Istanbul: Kleiner Basar der Armut

In dem als „Kleiner Basar“ bekannten Viertel hinter der Süleymaniye-Moschee in Istanbul leben die Menschen in großer Armut. Die mehrheitlich kurdische Bevölkerung, die in den 1990 Jahren gekommen ist, wird jetzt durch Eingewanderte ohne Status ergänzt.

Die Armutsquote in Istanbul, einer der größten Metropolen der Welt, steigt von Jahr zu Jahr. Nach den Daten von TurkStat aus dem Jahr 2022 wurde die Armutsquote in Istanbul mit 18,1 Prozent ermittelt. In Küçük Pazar (Kleiner Basar), einem Viertel hinter der berühmten Süleymaniye-Moschee, leben die Menschen in abrissreifen Häusern. Früher bestand die Bevölkerung vor allem aus Kurd:innen, die in den 1990er Jahren vor Dorfverbrennungen, Unterdrückung und Arbeitslosigkeit geflohen waren. Heute bietet die Siedlung vor allem illegal Eingewanderten und Flüchtlingen eine Unterkunft. Es handelt sich überwiegend um junge, alleinstehende Männer, die mit mindestens fünf Personen in einer Wohnung zusammenleben, um die Miete und andere Kosten decken zu können. Es gibt immer noch eine kurdische Mehrheit im Viertel, aber die meisten von ihnen haben eine gewisse Ordnung geschaffen, da sie schon seit Jahren dort leben. Der Druck der Polizei ist nach wie vor spürbar. Die Polizeistation von Küçük Pazar war früher, als viele Kurd:innen in das Viertel zogen, als Folterzentrum bekannt. Jetzt gibt es keine Polizeistation mehr, aber die Polizei übt fast jeden Tag Druck auf das Viertel aus, jetzt auch auf die Migrant:innen, die auf der Suche nach einem besseren Leben in die Türkei kommen.

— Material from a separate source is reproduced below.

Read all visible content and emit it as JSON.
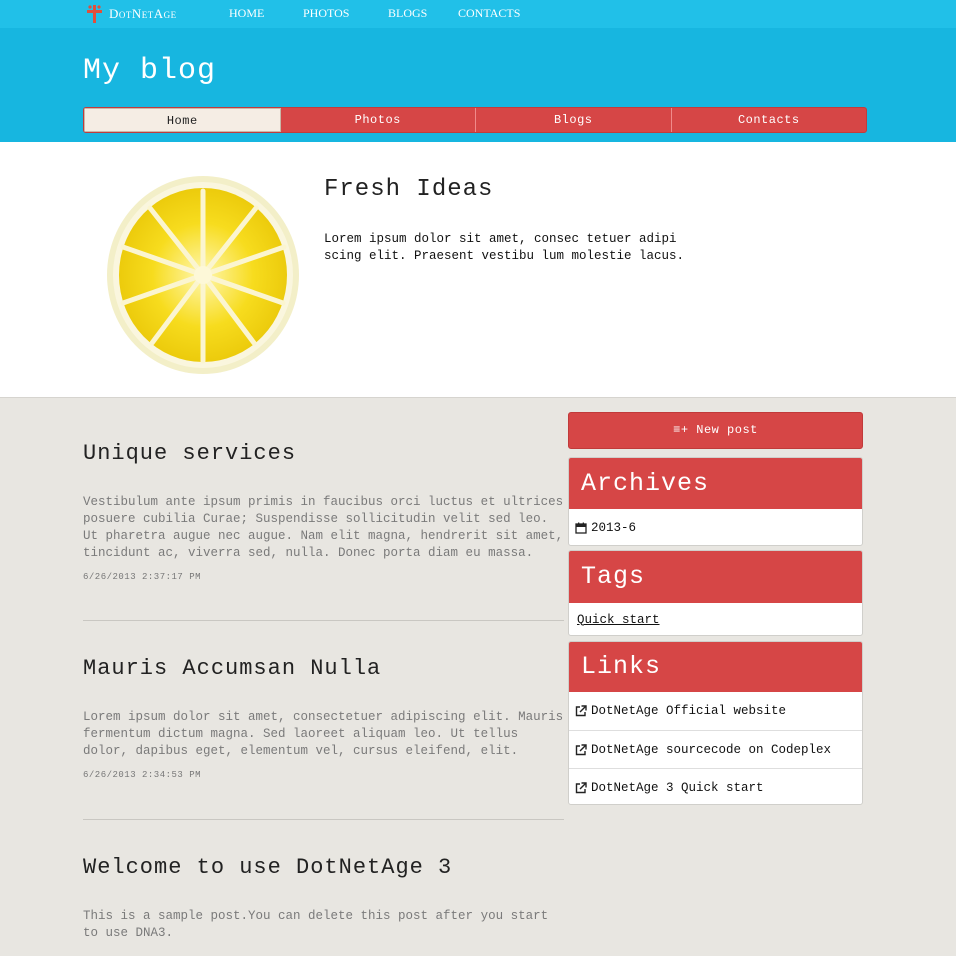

Illegal, ungesund und unsicher

Die Migrant:innen in Küçük Pazar arbeiten vor allem als Tagelöhner, für sehr geringe Beträge und auf ungesunde und prekäre Weise. Viele Gebäude im Viertel gehören der Generaldirektion für Stiftungen. Jetzt werden die Menschen, die dort seit Jahren leben und Geschäfte haben, nach und nach vertrieben. Es gibt Pläne, das Viertel komplett abzureißen und durch Luxushotels und Geschäfte zu ersetzen, aber da dies nicht auf einmal geschehen kann, wird es langsam und leise durchgeführt.

Niemand will seinen Namen nennen

Die Arbeitsmigranten, mit denen wir sprachen, wollten weder ihre Namen nennen noch fotografiert werden, da sie keinen legalen Aufenthaltsstatus haben. Bei unserer Reportage wurden wir Zeuge von Identitätskontrollen und Schikanen durch die Polizei in der Nachbarschaft. Die Arbeiter berichteten, dass Identitätskontrollen vor allem morgens, wenn sie zur Arbeit gehen, und abends auf dem Rückweg durchgeführt werden. Die Polizei verlange von illegalen Arbeitern Schmiergelder und schicke diejenigen, die nicht zahlen wollen oder können, in Abschiebezentren.

„Wir werden als kranke und schlechte Menschen angesehen“

In einem Gespräch, das wir in einem Kaffeehaus führten, in dem Kurden und Migranten auf eine Arbeitsgelegenheit warten, berichteten die Anwesenden über Rassismus und faschistische Angriffe, denen sie ausgesetzt sind. Sie gaben an, dass sie bei der Arbeit immer Rassismus ausgesetzt sind, nie das ihnen zustehende Geld bekommen und von anderen Arbeitern gedemütigt werden. Einer drückte das Ausmaß des Rassismus so aus: „Niemand trinkt etwas aus dem Glas, aus dem wir Wasser oder Tee trinken. Selbst die für die Reinigung zuständige Person wäscht die Gläser, die wir benutzen, nicht ab und fasst sie nicht an. Sie sehen uns als kranke, ansteckende und schlechte Menschen an".

Kinder trifft es am härtesten

Die Armut, die von Tag zu Tag zunimmt, trifft Kinder am härtesten. Die in Armenvierteln lebenden Kinder sind polizeilichen Schikanen ausgesetzt und müssen unter ungesunden und unhygienischen Bedingungen um ihr Leben kämpfen. Fast alle Kinder im schulpflichtigen Alter in der Nachbarschaft müssen arbeiten, anstatt zur Schule zu gehen. Sie essen, was sie im Müll finden, oder sie betteln bei Passant:innen um Geld. Dabei sind sie ständig der Gefahr sexualisierter und psychischer Gewalt ausgesetzt.